Ainda que seja um dos dois clubes que mais conquistaram títulos na história recente do futebol brasileiro, o Flamengo passa com alguma frequência pela chamada "crise na Gávea". Treinadores são demitidos em série, jogadores se desentendem com dirigentes, questões do futebol.
Que papel tem o dinheiro nesses momentos conturbados? Nenhum. Ou melhor: se em tempos longínquos o clube rubro-negro entrava em crise justamente pela falta de grana, hoje é a sobra dela que alivia a situação. A área financeira conduz a associação sem dar margem para críticas.
O primeiro número a chamar atenção é sempre o da receita. Mais de R$ 1 bilhão em faturamento! Nenhum outro clube brasileiro chegou lá, e o Flamengo passou dessa marca já pela segunda temporada consecutiva. Superavit acima dos R$ 100 milhões também virou rotina.
Os gastos são muito altos, também os maiores do país, mas não há o que contestar. Sendo uma associação civil sem fins lucrativos, não há proprietário que vá demandar dividendos. A finalidade é unicamente esportiva e continua a consumir o dinheiro gerado por outras áreas.
O grande risco para um clube nessa situação é se deixar levar e gastar demais, a ponto de registrar prejuízos e gradativamente perder controle sobre o endividamento. Não é o caso do Flamengo.
Com uma dívida que vem sendo reduzida desde o começo da pandemia e mais uma quantia exorbitante em caixa – para os padrões de um clube de futebol brasileiro, ter quase R$ 240 milhões disponíveis é uma raridade –, o clube está em posição confortável para encarar presente e futuro.
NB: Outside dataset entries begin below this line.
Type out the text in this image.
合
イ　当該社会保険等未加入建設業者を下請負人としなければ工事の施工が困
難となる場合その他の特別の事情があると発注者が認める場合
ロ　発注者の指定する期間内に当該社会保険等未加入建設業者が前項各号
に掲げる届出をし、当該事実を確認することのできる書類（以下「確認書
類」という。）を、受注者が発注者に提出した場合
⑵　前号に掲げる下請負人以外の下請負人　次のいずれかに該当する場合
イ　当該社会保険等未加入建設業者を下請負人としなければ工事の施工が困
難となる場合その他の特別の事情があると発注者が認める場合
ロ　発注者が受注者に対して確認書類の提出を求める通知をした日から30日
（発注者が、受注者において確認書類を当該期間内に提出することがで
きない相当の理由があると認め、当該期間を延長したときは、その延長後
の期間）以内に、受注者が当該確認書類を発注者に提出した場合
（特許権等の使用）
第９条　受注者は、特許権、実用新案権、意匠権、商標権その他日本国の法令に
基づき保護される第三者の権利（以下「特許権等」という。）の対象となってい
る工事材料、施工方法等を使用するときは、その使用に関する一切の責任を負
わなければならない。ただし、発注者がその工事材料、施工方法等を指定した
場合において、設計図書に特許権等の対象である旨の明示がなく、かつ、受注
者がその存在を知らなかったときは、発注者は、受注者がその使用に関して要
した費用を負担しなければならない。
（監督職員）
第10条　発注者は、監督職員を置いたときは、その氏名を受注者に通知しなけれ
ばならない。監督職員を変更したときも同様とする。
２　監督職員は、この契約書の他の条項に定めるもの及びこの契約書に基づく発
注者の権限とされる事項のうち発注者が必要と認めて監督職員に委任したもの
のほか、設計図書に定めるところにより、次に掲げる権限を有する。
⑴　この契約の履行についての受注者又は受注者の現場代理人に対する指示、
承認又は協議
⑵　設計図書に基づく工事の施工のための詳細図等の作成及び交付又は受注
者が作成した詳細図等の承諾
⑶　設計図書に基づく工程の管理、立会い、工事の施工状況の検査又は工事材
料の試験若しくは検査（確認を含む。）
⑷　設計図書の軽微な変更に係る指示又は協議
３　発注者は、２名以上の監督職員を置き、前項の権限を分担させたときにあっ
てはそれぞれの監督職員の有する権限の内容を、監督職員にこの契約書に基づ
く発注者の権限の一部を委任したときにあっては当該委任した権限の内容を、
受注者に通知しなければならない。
O ponto de interrogação está no que será feito desse dinheiro. Começará um novo ciclo de investimentos em atletas? O plano do estádio próprio será levado adiante com parte desse caixa, talvez? Para que o Flamengo vem se preparando financeiramente? Cenas dos próximos capítulos. Por hoje, o episódio mostra em detalhes o que está descrito nas demonstrações contábeis mais recentes, referentes a 2023.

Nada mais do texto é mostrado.